If that’s what ISC DHCP is doing, I’m all for it. There’s no RFC, which makes it a little difficult to know what’s the “right” thing to do.
I've read "https://tools.ietf.org/html/draft-ietf-dhc-dhcpinform-clarify-06" carefully and found this:
Next, the DHCPv4 server MUST determine the "reply address and port" according to the first of the following conditions it finds a valid reply address for, in order:
1. If the 'ciaddr' field is non-zero, the server selects its contents as an IPv4 address and port 68 ('DHCP client').
2. If the 'giaddr' field is non-zero, the server selects its contents as an IPv4 address and port 67 ('DHCP server').
3. If the IPv4 source address field is non-zero, the server selects its contents as an IPv4 address and port 68 ('DHCP client')
4. The server selects the limited broadcast address (all-ones) and port 68 ('DHCP client').
At this point, the DHCPv4 server verifies that it holds configuration authority over the reply address (or link in case of limited broadcast address) it has selected to transmit the reply to.

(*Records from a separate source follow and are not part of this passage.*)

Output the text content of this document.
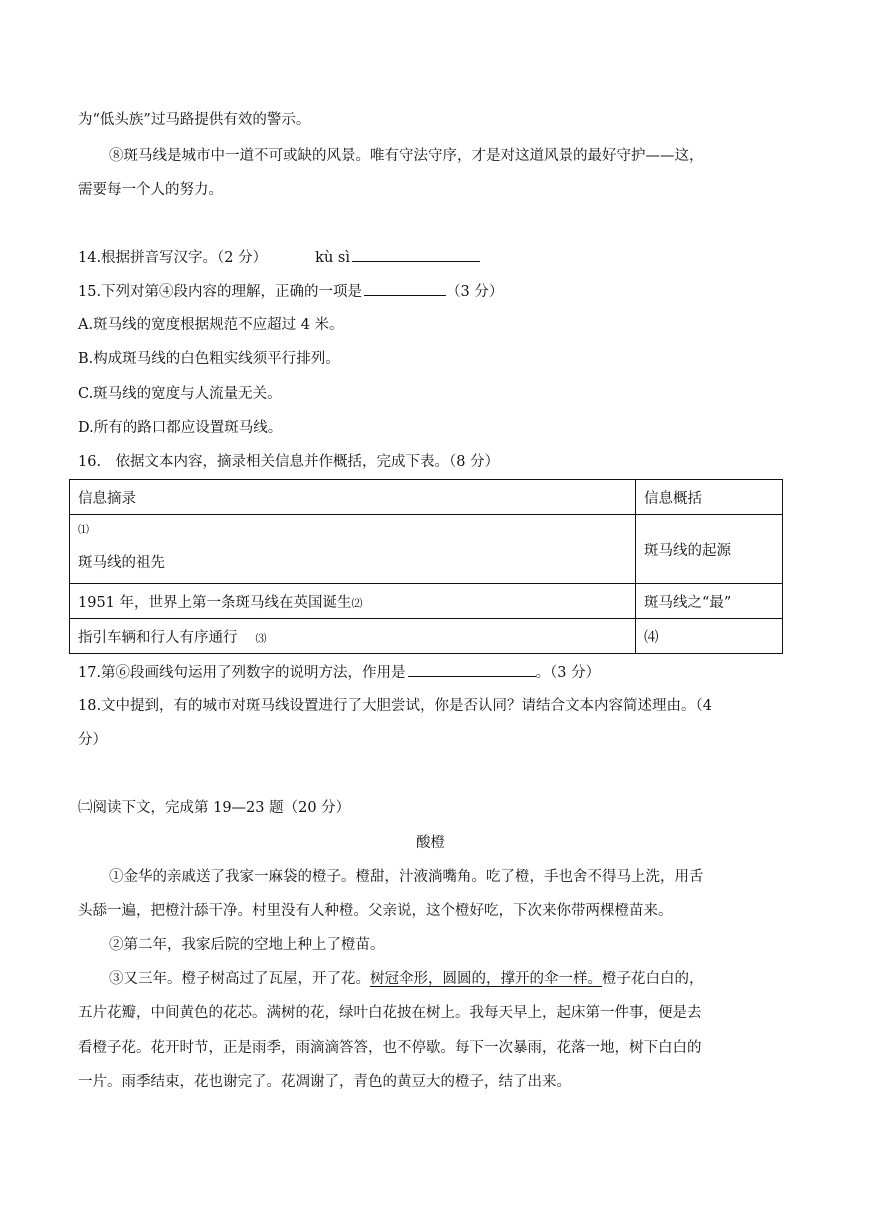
为“低头族”过马路提供有效的警示。
⑧斑马线是城市中一道不可或缺的风景。唯有守法守序，才是对这道风景的最好守护——这，
需要每一个人的努力。
14.根据拼音写汉字。（2 分）	kù sì
15.下列对第④段内容的理解，正确的一项是	（3 分）
A.斑马线的宽度根据规范不应超过 4 米。
B.构成斑马线的白色粗实线须平行排列。
C.斑马线的宽度与人流量无关。
D.所有的路口都应设置斑马线。
16.　依据文本内容，摘录相关信息并作概括，完成下表。（8 分）
信息摘录	信息概括

⑴
斑马线的祖先	斑马线的起源
1951 年，世界上第一条斑马线在英国诞生⑵	斑马线之“最”
指引车辆和行人有序通行 ⑶	⑷
17.第⑥段画线句运用了列数字的说明方法，作用是	。（3 分）
18.文中提到，有的城市对斑马线设置进行了大胆尝试，你是否认同？请结合文本内容简述理由。（4
分）
㈡阅读下文，完成第 19—23 题（20 分）
酸橙
①金华的亲戚送了我家一麻袋的橙子。橙甜，汁液淌嘴角。吃了橙，手也舍不得马上洗，用舌
头舔一遍，把橙汁舔干净。村里没有人种橙。父亲说，这个橙好吃，下次来你带两棵橙苗来。
②第二年，我家后院的空地上种上了橙苗。
③又三年。橙子树高过了瓦屋，开了花。树冠伞形，圆圆的，撑开的伞一样。橙子花白白的，
五片花瓣，中间黄色的花芯。满树的花，绿叶白花披在树上。我每天早上，起床第一件事，便是去
看橙子花。花开时节，正是雨季，雨滴滴答答，也不停歇。每下一次暴雨，花落一地，树下白白的
一片。雨季结束，花也谢完了。花凋谢了，青色的黄豆大的橙子，结了出来。
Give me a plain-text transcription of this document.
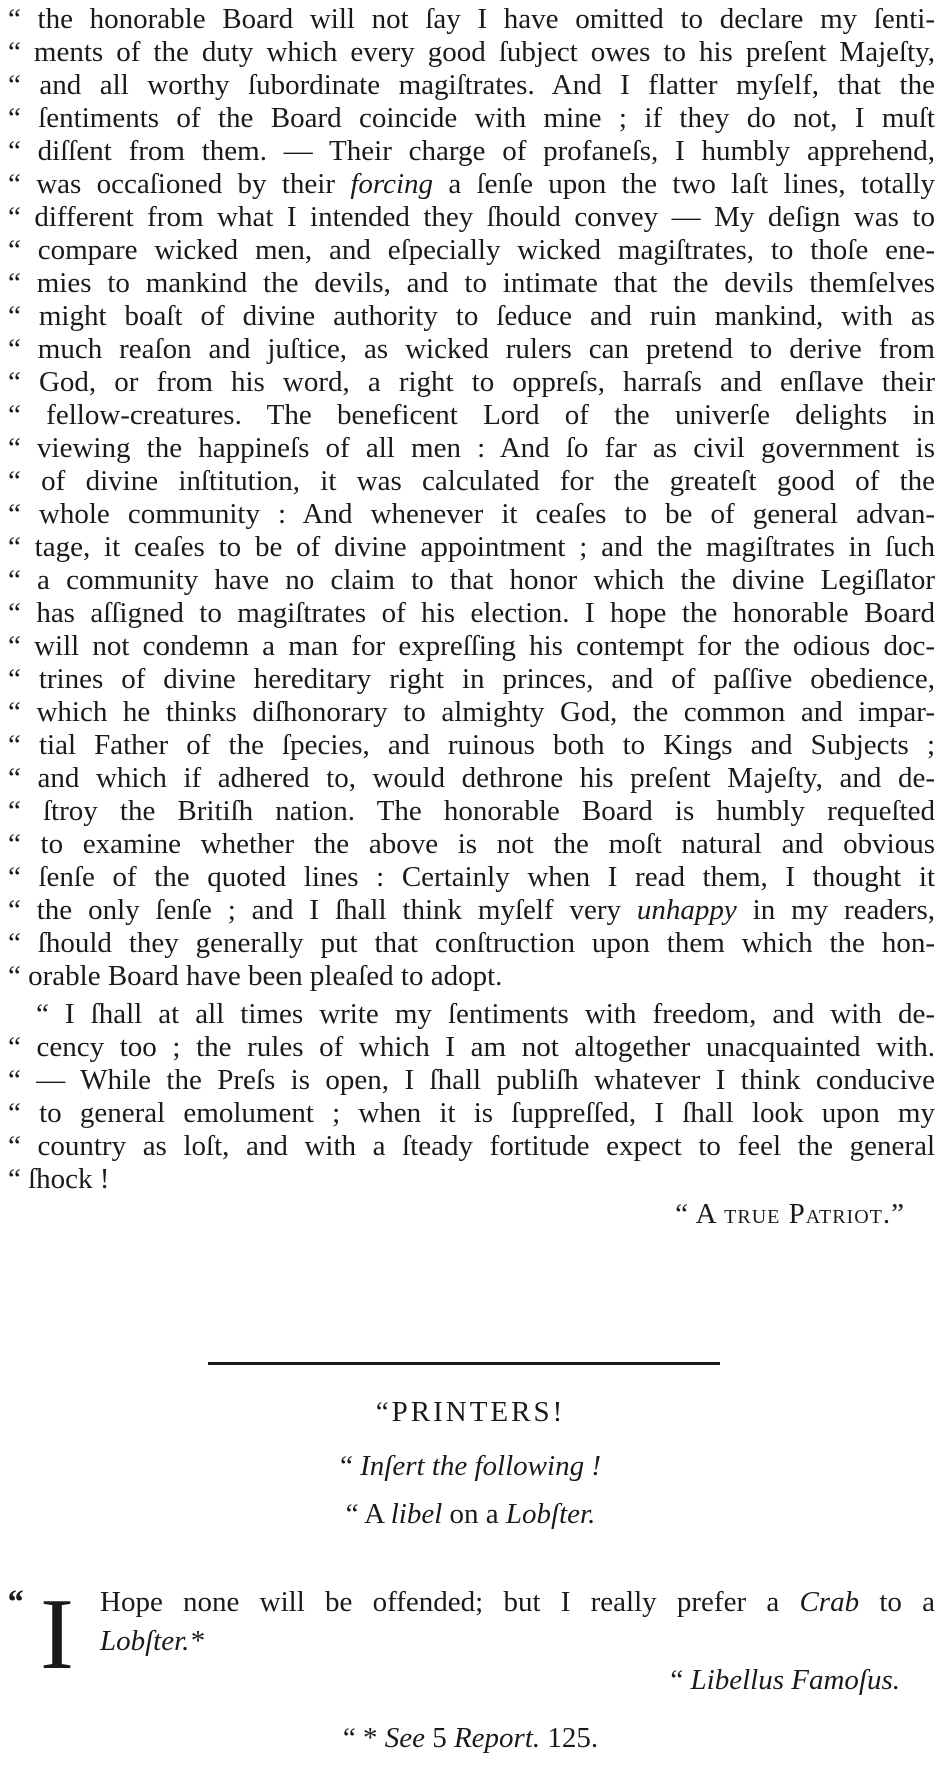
“ the honorable Board will not ſay I have omitted to declare my ſenti-
“ ments of the duty which every good ſubject owes to his preſent Majeſty,
“ and all worthy ſubordinate magiſtrates. And I flatter myſelf, that the
“ ſentiments of the Board coincide with mine ; if they do not, I muſt
“ diſſent from them. — Their charge of profaneſs, I humbly apprehend,
“ was occaſioned by their forcing a ſenſe upon the two laſt lines, totally
“ different from what I intended they ſhould convey — My deſign was to
“ compare wicked men, and eſpecially wicked magiſtrates, to thoſe ene-
“ mies to mankind the devils, and to intimate that the devils themſelves
“ might boaſt of divine authority to ſeduce and ruin mankind, with as
“ much reaſon and juſtice, as wicked rulers can pretend to derive from
“ God, or from his word, a right to oppreſs, harraſs and enſlave their
“ fellow-creatures. The beneficent Lord of the univerſe delights in
“ viewing the happineſs of all men : And ſo far as civil government is
“ of divine inſtitution, it was calculated for the greateſt good of the
“ whole community : And whenever it ceaſes to be of general advan-
“ tage, it ceaſes to be of divine appointment ; and the magiſtrates in ſuch
“ a community have no claim to that honor which the divine Legiſlator
“ has aſſigned to magiſtrates of his election. I hope the honorable Board
“ will not condemn a man for expreſſing his contempt for the odious doc-
“ trines of divine hereditary right in princes, and of paſſive obedience,
“ which he thinks diſhonorary to almighty God, the common and impar-
“ tial Father of the ſpecies, and ruinous both to Kings and Subjects ;
“ and which if adhered to, would dethrone his preſent Majeſty, and de-
“ ſtroy the Britiſh nation. The honorable Board is humbly requeſted
“ to examine whether the above is not the moſt natural and obvious
“ ſenſe of the quoted lines : Certainly when I read them, I thought it
“ the only ſenſe ; and I ſhall think myſelf very unhappy in my readers,
“ ſhould they generally put that conſtruction upon them which the hon-
“ orable Board have been pleaſed to adopt.
“ I ſhall at all times write my ſentiments with freedom, and with de-
“ cency too ; the rules of which I am not altogether unacquainted with.
“ — While the Preſs is open, I ſhall publiſh whatever I think conducive
“ to general emolument ; when it is ſuppreſſed, I ſhall look upon my
“ country as loſt, and with a ſteady fortitude expect to feel the general
“ ſhock !
“ A true Patriot.”
“PRINTERS!
“ Inſert the following !
“ A libel on a Lobſter.
“ I Hope none will be offended; but I really prefer a Crab to a
Lobſter.*
“ Libellus Famoſus.
“ * See 5 Report. 125.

If the server has not been configured to hold authority over this address, it MUST NOT reply. It SHOULD increment a counter visible to the operator but SHOULD NOT log an error (unless a mechanism is used to suppress repeated log messages). See the Security section (Section 5) for the rationale behind this direction.
Note very carefully that a DHCPv4 server will send replies directly to a DHCPv4 client by way of 'ciaddr' even if the DHCPINFORM message was relayed. Note that this means DHCPINFORM processing is intentionally broken in deployments where the client's address space is unreachable by the DHCPv4 server. In such cases, the server should probably be configured not to reply to DHCPINFORMs.
So, I think I'm right. I don't have a working isc-dhcpd now, but in one or two days I'll find it and test this thing. My clients flooding FR with DHCP-Informs and I want to shut their win7's up.